1 Ford Escort 134,000
2 Ford Cortina 126,300
3 BL Mini 81,100
4 Morris Marina 71,300
5 Austin Allegro 55,200
6 Vauxhall Chevette 43,800
7 Ford Capri 36,100
8 Vauxhall Viva 33,900
9 Austin Maxi 33,500
10 Austin Princess 31,700
11 Chrysler Avenger 31,450
12 Datsun Sunny 30,450
13 Vauxhall Cavalier 29,750
14 Ford Granada 28,100
15 Datsun Cherry 21,200
16 Chrysler Hunter 20,200
17 Triumph Dolomite 19,700
18 Chrysler Alpine 16,150
19 Renault 5 15,700
20 VW Golf 15,500

Top 10 646,850
% of Total 50.31
Total 1,285,600

Of those cars, our family had an Australian built Marina (2.6 litre) and an Austin Maxi. I had a NZ assembled Hillman Avenger and my brother a Hillman Hunter company car. When I met my wife to be, she had a Vauxhall Viva. I remember hiring a Vauxhall Chevette rental car for an extended drive around the UK. My dream car in my youth was the Dolomite Sprint but it stayed a dream.

Cars today are better made, safer, technically more advanced, better value for money and bigger. They just do not have as much character. Would I want to go back to cars in 1976? No. I like looking back at those times though. It's a pity such data isn't more available as it cannot have market value now, just historical interest.

PS. Don't you think for the age of the design, the Hillman Hunter is still a fine looking car?

07 August 2011

Profitable MGR Before BMW

BMW often made statements about how unprofitable MGR was under its ownership and comments made about it were very derogatory. I wondered why BMW bought a company which was losing money, one that apparently in no way could be made a viable business. Didn't they carry out due diligence?

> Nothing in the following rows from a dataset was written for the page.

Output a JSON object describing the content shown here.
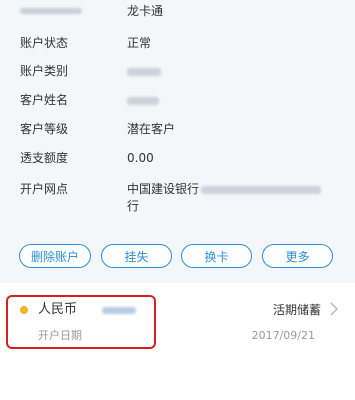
{
  "account_info": {
    "card_type": "龙卡通",
    "rows": [
      {
        "label": "账户状态",
        "value": "正常"
      },
      {
        "label": "账户类别",
        "value": ""
      },
      {
        "label": "客户姓名",
        "value": ""
      },
      {
        "label": "客户等级",
        "value": "潜在客户"
      },
      {
        "label": "透支额度",
        "value": "0.00"
      },
      {
        "label": "开户网点",
        "value": "中国建设银行",
        "value_tail": "行"
      }
    ]
  },
  "actions": {
    "delete": "删除账户",
    "report_loss": "挂失",
    "replace_card": "换卡",
    "more": "更多"
  },
  "sub_account": {
    "currency": "人民币",
    "type": "活期储蓄",
    "open_date_label": "开户日期",
    "open_date": "2017/09/21"
  },
  "colors": {
    "accent": "#2a8fd8",
    "highlight": "#d32121",
    "dot": "#f0b429"
  }
}
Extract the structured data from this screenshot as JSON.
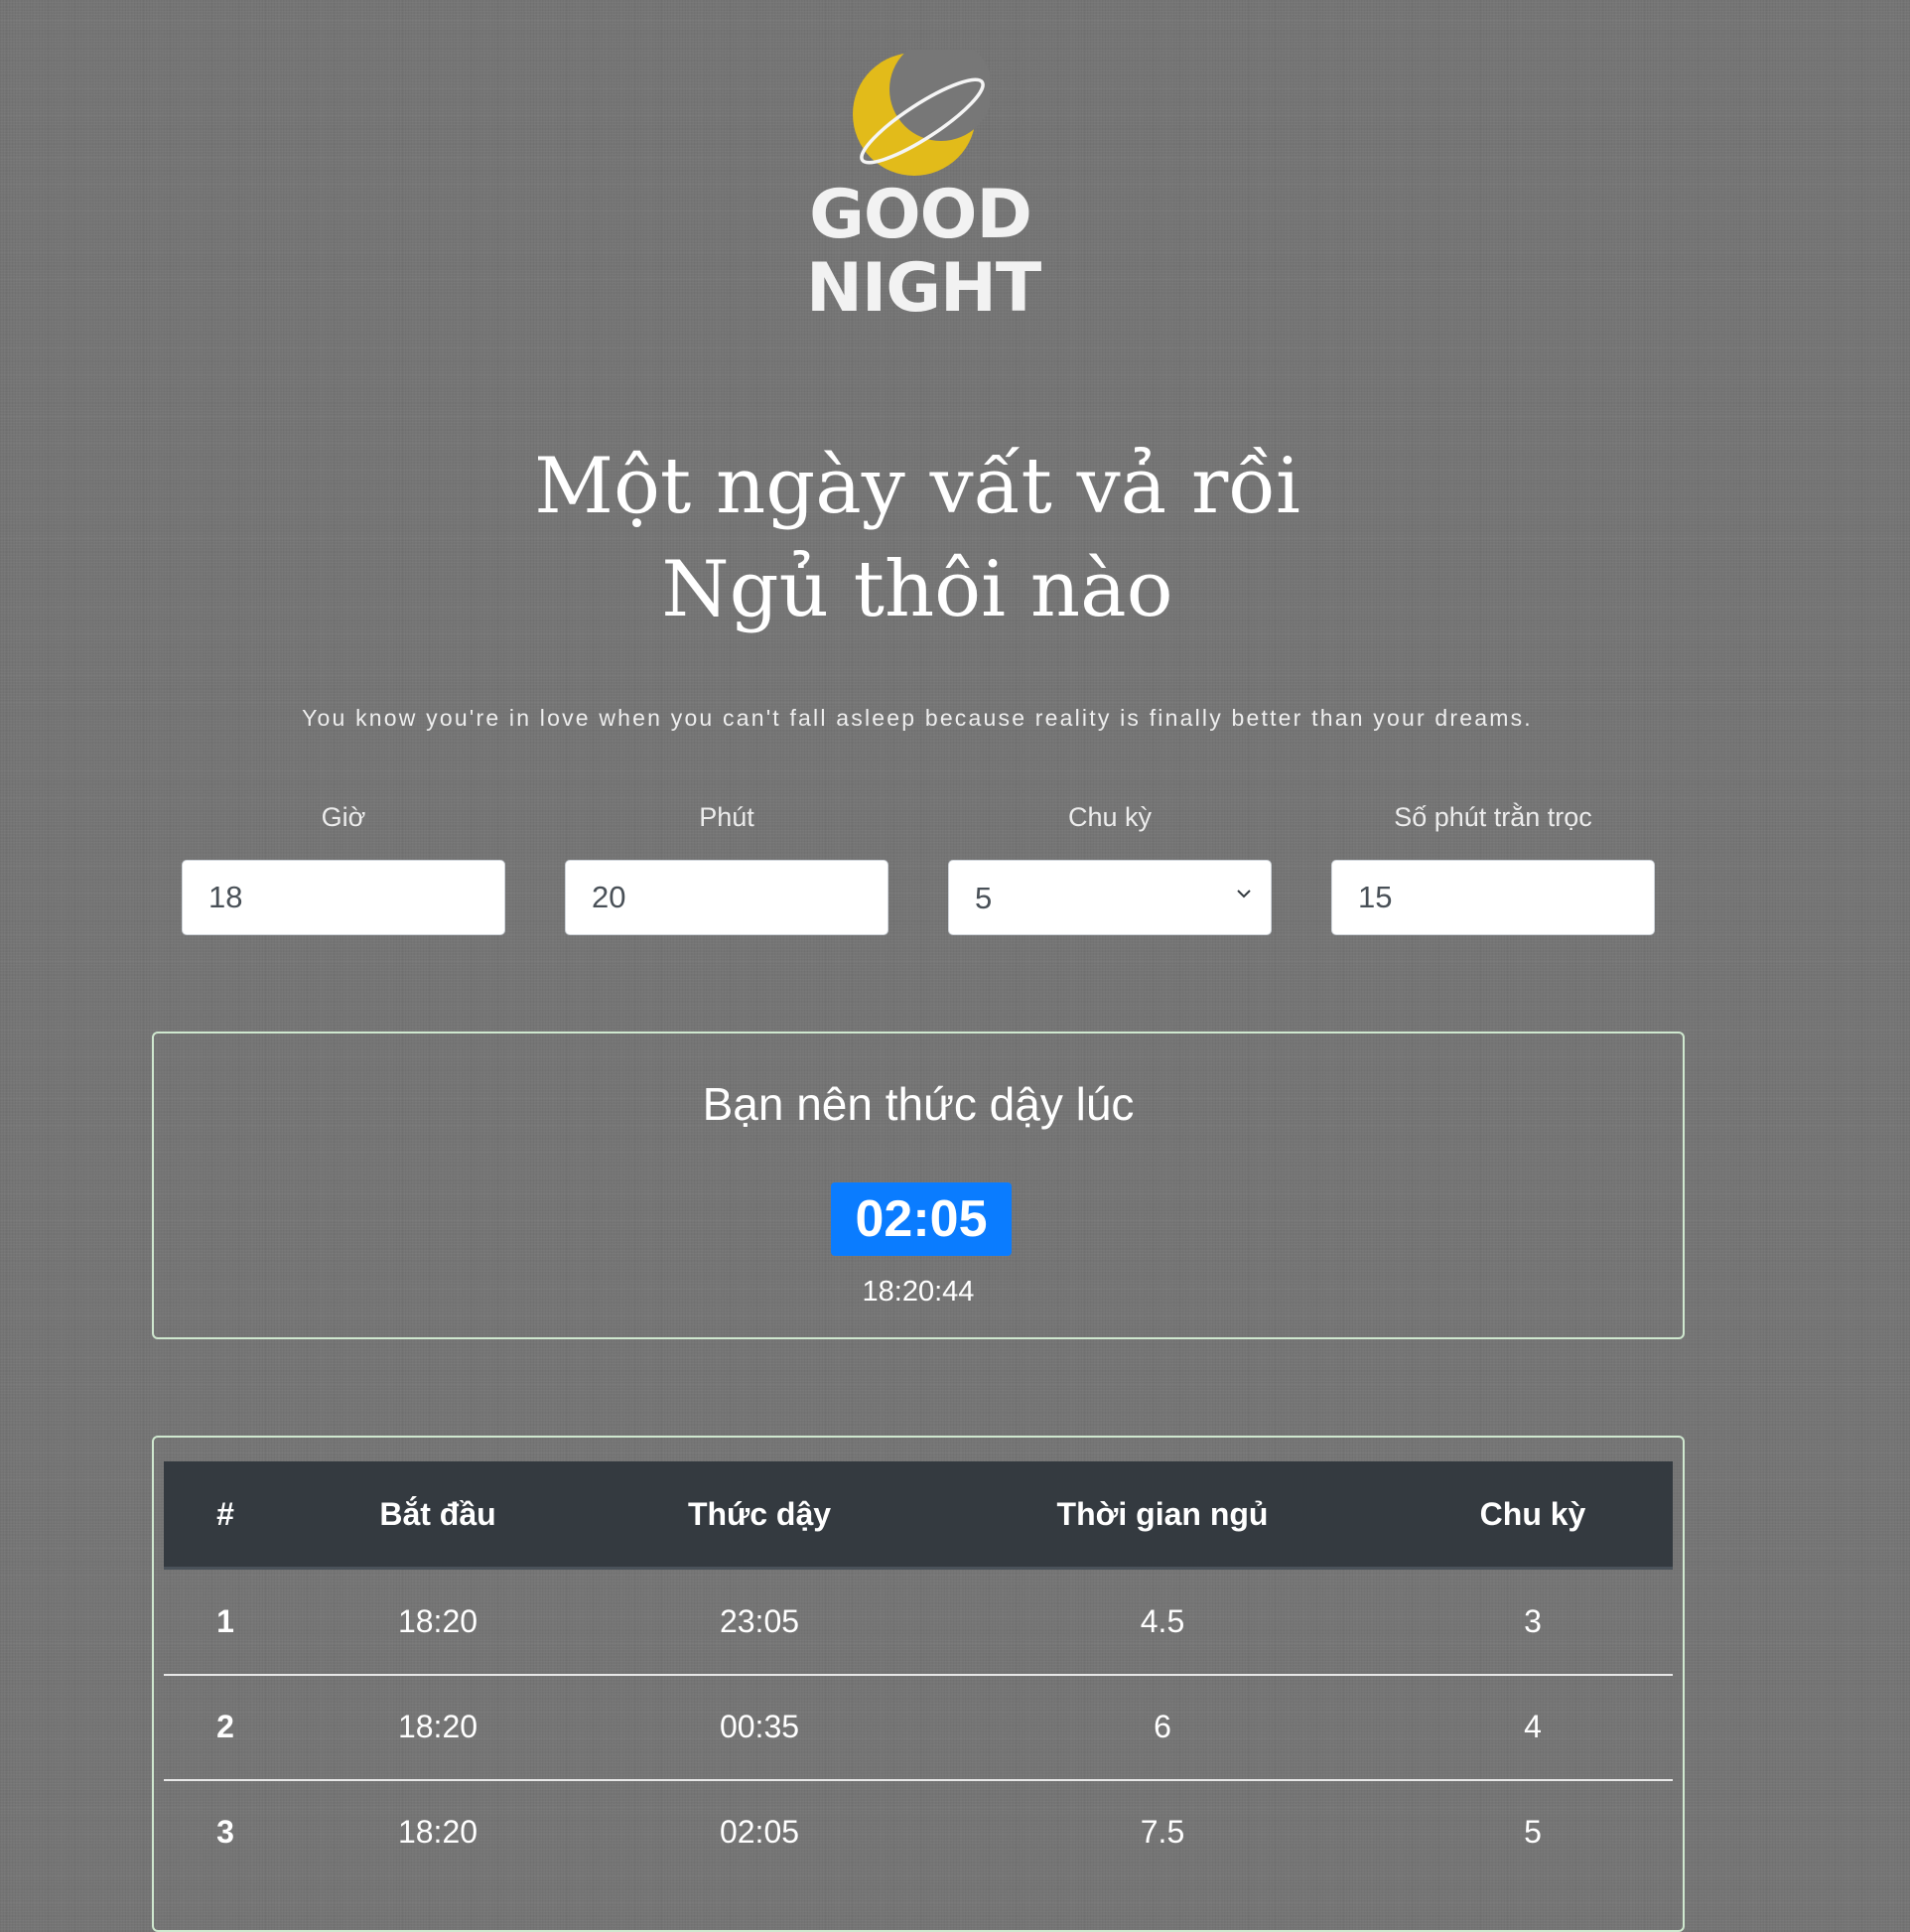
{
  "logo": {
    "line1": "GOOD",
    "line2": "NIGHT",
    "moon_color": "#e2bb1a",
    "icon": "moon-icon"
  },
  "headline": {
    "line1": "Một ngày vất vả rồi",
    "line2": "Ngủ thôi nào"
  },
  "quote": "You know you're in love when you can't fall asleep because reality is finally better than your dreams.",
  "form": {
    "hour": {
      "label": "Giờ",
      "value": "18"
    },
    "minute": {
      "label": "Phút",
      "value": "20"
    },
    "cycles": {
      "label": "Chu kỳ",
      "value": "5"
    },
    "toss_minutes": {
      "label": "Số phút trằn trọc",
      "value": "15"
    }
  },
  "result": {
    "title": "Bạn nên thức dậy lúc",
    "wake_time": "02:05",
    "current_time": "18:20:44",
    "badge_color": "#0a7cff"
  },
  "table": {
    "headers": [
      "#",
      "Bắt đầu",
      "Thức dậy",
      "Thời gian ngủ",
      "Chu kỳ"
    ],
    "rows": [
      [
        "1",
        "18:20",
        "23:05",
        "4.5",
        "3"
      ],
      [
        "2",
        "18:20",
        "00:35",
        "6",
        "4"
      ],
      [
        "3",
        "18:20",
        "02:05",
        "7.5",
        "5"
      ]
    ]
  }
}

Well I found two sources that showed MGR's balance sheet prior to and immediately after its sale to BMW. In 1986 and before, MGR was a mainly loss making company. However, for the seven years prior to its sale to BMW (1987-1993), things improved. One source I found showed MGR made a total of £181m profit, or £26m p.a for that period (another was just under half that figure). Then in 1993 - the year of the sale to BMW - MGR made £82m profit and a £91m surplus the year after. Wow!

So what can we learn? The fact that the MGR balance sheet was improving. BMW sent over a group to carefully look over the books prior to the purchase and obviously liked what they saw. It clearly wasn't a lost cause.

What killed MGR was the way things were handled thereafter, but I won't go into that as I have previously. However, this data confirmed what I thought. Making out that MGR was a hopeless case may have appeared to save face for BMW. However, that would have meant they were idiots for buying it. No, MGR had potential but BMW mismanaged it appallingly. Enough humility to admit that would have shown strength of character. Silence would have been dignified. The mocking attitude that ensued was ... well I'll let you decide.